Ontwikkelingen in organisatie van transportstromen zetten de positie van Nederland als ‘Gateway to Europe’ onder druk.
27 januari 2020
Ontwikkelingen in organisatie van transportstromen zetten de positie van Nederland als ‘Gateway to Europe’ onder druk. Waakzaamheid is geboden hoewel de fysieke infrastructuur van Nederland met goed toegankelijke (water)wegen nog steeds als een goede basis geldt.
Om de toegevoegde waarde van transport en logistiek aan de Nederlandse economie te verhogen is gezamenlijk optrekken van beleidsmakers en ondernemers noodzakelijk. Bedrijven die waarde toevoegen aan een goederenstroom door efficiënt te werken, de klant uitgebreid informeren over de status van hun zending of extra service bieden houden bestaansrecht in de toekomst.
Dat zijn de conclusies van de ‘Sectorstudie Transport en Logistiek 2020’, door onderzoeksbureau Panteia in opdracht van branchevereniging Transport en Logistiek Nederland (TLN), verzekeraar TVM en bankier ING.
Aan de studie werkten koplopers uit de sector mee die met concrete cases illustreren hoe zij succesvol zijn in de sterk veranderende marktomstandigheden. Zo verplaatst het economisch zwaartepunt en de logistieke oriëntatie in Europa zich naar het oosten door de opkomst van de economieën in Centraal- en Oost-Europa en verschuivingen in de transportstromen van en naar China. Handelsoorlogen, de Brexit en economische stagnatie krijgen sterke invloed op het transportvolume.
Nederland zakte in 2019 naar de zesde plaats in de wereldwijde Logistics Performance Index (LPI) van de Wereldbank. Dit onderzoek rangschikt 160 landen op hun logistieke aantrekkelijkheid. Het meet hoe efficiënt handelsstromen in een land verlopen. Vrachtvervoer, opslag, douaneformaliteiten en betalingssystemen zijn belangrijke factoren. Een goed functionerend logistiek systeem is volgens de Wereldbank van essentieel belang voor economische groei. De sectorstudie van TLN, TVM en ING pleit daarom voor het koesteren en stimuleren van de maakindustrie en de handel in de regio. Om de hier geproduceerde goederen internationaal af te kunnen zetten is een goed ontsloten regionaal netwerk nodig, waarbij de knooppunten zowel onderling als met de buitenwereld zijn verbonden.

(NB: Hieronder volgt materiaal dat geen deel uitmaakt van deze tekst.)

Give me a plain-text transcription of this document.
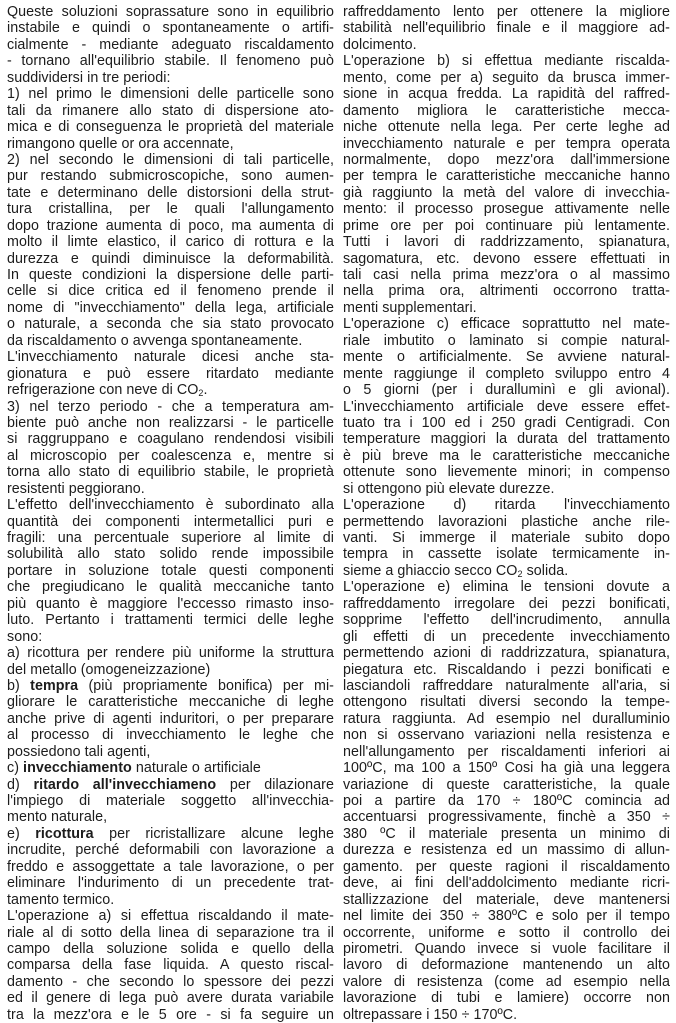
Queste soluzioni soprassature sono in equilibrio
instabile e quindi o spontaneamente o artifi-
cialmente - mediante adeguato riscaldamento
- tornano all'equilibrio stabile. Il fenomeno può
suddividersi in tre periodi:
1) nel primo le dimensioni delle particelle sono
tali da rimanere allo stato di dispersione ato-
mica e di conseguenza le proprietà del materiale
rimangono quelle or ora accennate,
2) nel secondo le dimensioni di tali particelle,
pur restando submicroscopiche, sono aumen-
tate e determinano delle distorsioni della strut-
tura cristallina, per le quali l'allungamento
dopo trazione aumenta di poco, ma aumenta di
molto il limte elastico, il carico di rottura e la
durezza e quindi diminuisce la deformabilità.
In queste condizioni la dispersione delle parti-
celle si dice critica ed il fenomeno prende il
nome di "invecchiamento" della lega, artificiale
o naturale, a seconda che sia stato provocato
da riscaldamento o avvenga spontaneamente.
L'invecchiamento naturale dicesi anche sta-
gionatura e può essere ritardato mediante
refrigerazione con neve di $CO_2$.
3) nel terzo periodo - che a temperatura am-
biente può anche non realizzarsi - le particelle
si raggruppano e coagulano rendendosi visibili
al microscopio per coalescenza e, mentre si
torna allo stato di equilibrio stabile, le proprietà
resistenti peggiorano.
L'effetto dell'invecchiamento è subordinato alla
quantità dei componenti intermetallici puri e
fragili: una percentuale superiore al limite di
solubilità allo stato solido rende impossibile
portare in soluzione totale questi componenti
che pregiudicano le qualità meccaniche tanto
più quanto è maggiore l'eccesso rimasto inso-
luto. Pertanto i trattamenti termici delle leghe
sono:
a) ricottura per rendere più uniforme la struttura
del metallo (omogeneizzazione)
b) tempra (più propriamente bonifica) per mi-
gliorare le caratteristiche meccaniche di leghe
anche prive di agenti induritori, o per preparare
al processo di invecchiamento le leghe che
possiedono tali agenti,
c) invecchiamento naturale o artificiale
d) ritardo all'invecchiameno per dilazionare
l'impiego di materiale soggetto all'invecchia-
mento naturale,
e) ricottura per ricristallizare alcune leghe
incrudite, perché deformabili con lavorazione a
freddo e assoggettate a tale lavorazione, o per
eliminare l'indurimento di un precedente trat-
tamento termico.
L'operazione a) si effettua riscaldando il mate-
riale al di sotto della linea di separazione tra il
campo della soluzione solida e quello della
comparsa della fase liquida. A questo riscal-
damento - che secondo lo spessore dei pezzi
ed il genere di lega può avere durata variabile
tra la mezz'ora e le 5 ore - si fa seguire un
raffreddamento lento per ottenere la migliore
stabilità nell'equilibrio finale e il maggiore ad-
dolcimento.
L'operazione b) si effettua mediante riscalda-
mento, come per a) seguito da brusca immer-
sione in acqua fredda. La rapidità del raffred-
damento migliora le caratteristiche mecca-
niche ottenute nella lega. Per certe leghe ad
invecchiamento naturale e per tempra operata
normalmente, dopo mezz'ora dall'immersione
per tempra le caratteristiche meccaniche hanno
già raggiunto la metà del valore di invecchia-
mento: il processo prosegue attivamente nelle
prime ore per poi continuare più lentamente.
Tutti i lavori di raddrizzamento, spianatura,
sagomatura, etc. devono essere effettuati in
tali casi nella prima mezz'ora o al massimo
nella prima ora, altrimenti occorrono tratta-
menti supplementari.
L'operazione c) efficace soprattutto nel mate-
riale imbutito o laminato si compie natural-
mente o artificialmente. Se avviene natural-
mente raggiunge il completo sviluppo entro 4
o 5 giorni (per i duralluminì e gli avional).
L'invecchiamento artificiale deve essere effet-
tuato tra i 100 ed i 250 gradi Centigradi. Con
temperature maggiori la durata del trattamento
è più breve ma le caratteristiche meccaniche
ottenute sono lievemente minori; in compenso
si ottengono più elevate durezze.
L'operazione d) ritarda l'invecchiamento
permettendo lavorazioni plastiche anche rile-
vanti. Si immerge il materiale subito dopo
tempra in cassette isolate termicamente in-
sieme a ghiaccio secco $CO_2$ solida.
L'operazione e) elimina le tensioni dovute a
raffreddamento irregolare dei pezzi bonificati,
sopprime l'effetto dell'incrudimento, annulla
gli effetti di un precedente invecchiamento
permettendo azioni di raddrizzatura, spianatura,
piegatura etc. Riscaldando i pezzi bonificati e
lasciandoli raffreddare naturalmente all'aria, si
ottengono risultati diversi secondo la tempe-
ratura raggiunta. Ad esempio nel duralluminio
non si osservano variazioni nella resistenza e
nell'allungamento per riscaldamenti inferiori ai
100ºC, ma 100 a 150º Cosi ha già una leggera
variazione di queste caratteristiche, la quale
poi a partire da 170 ÷ 180ºC comincia ad
accentuarsi progressivamente, finchè a 350 ÷
380 ºC il materiale presenta un minimo di
durezza e resistenza ed un massimo di allun-
gamento. per queste ragioni il riscaldamento
deve, ai fini dell'addolcimento mediante ricri-
stallizzazione del materiale, deve mantenersi
nel limite dei 350 ÷ 380ºC e solo per il tempo
occorrente, uniforme e sotto il controllo dei
pirometri. Quando invece si vuole facilitare il
lavoro di deformazione mantenendo un alto
valore di resistenza (come ad esempio nella
lavorazione di tubi e lamiere) occorre non
oltrepassare i 150 ÷ 170ºC.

Nederland moet daarbij inzetten op efficiënte douaneafhandeling, het betrouwbaar en tijdig kunnen afleveren van goederen zowel nationaal als internationaal, kwalitatief hoogwaardige diensten en de mogelijkheid om zendingen te volgen en te traceren.
Jan Boeve (TLN): “Het investeren in een uitstekende digitale infrastructuur die betrouwbaar en veilig is en het delen van data eenvoudig maakt, is een absolute must om de logistieke uitdagingen in de toekomst waar te kunnen blijven maken. Hier ligt een belangrijke rol weggelegd voor de overheid. Uiteraard moeten Nederlandse bedrijven ook blijven investeren in IT, met focus op tracking en tracing, digitalisering en automatisering, aldus de studie. Tegelijkertijd moet worden ingezet op omscholing en slimmer werken. Goed personeel en slimme IT hebben direct effect op het verbeteren van de kwaliteit van zendingen en het gemak waarmee concurrerende zendingen te regelen zijn.''
Ronald Kuipers (TVM): “Samenwerken binnen de sector en het bundelen van krachten is cruciaal om de performance van Nederland als belangrijke logistieke hub binnen Europa te verbeteren.”
Een goede infrastructuur is de basis voor transport en logistiek. Nederland moet blijven investeren in de voorzieningen in het achterland, de mainports en de verbindingen tussen logistieke hubs. De mainports mogen niet verschalen tot transitohavens, stelt de studie. In het eigen achterland zal moeten worden ingezet op het winnen van marktaandeel in Midden- en Zuid-Duitsland. Gezien het verschuivende zwaartepunt van Europa neemt concurrentie vanuit Duisburg toe als logistieke hotspot en als knooppunt met perfecte verbindingen, middenin een groot industrieel gebied, het Ruhrgebied. De kunst is om Duisburg niet als concurrent te zien, maar als samenwerkingspartner. De studie adviseert ondernemers dan ook om aansluiting zoeken op dat netwerk.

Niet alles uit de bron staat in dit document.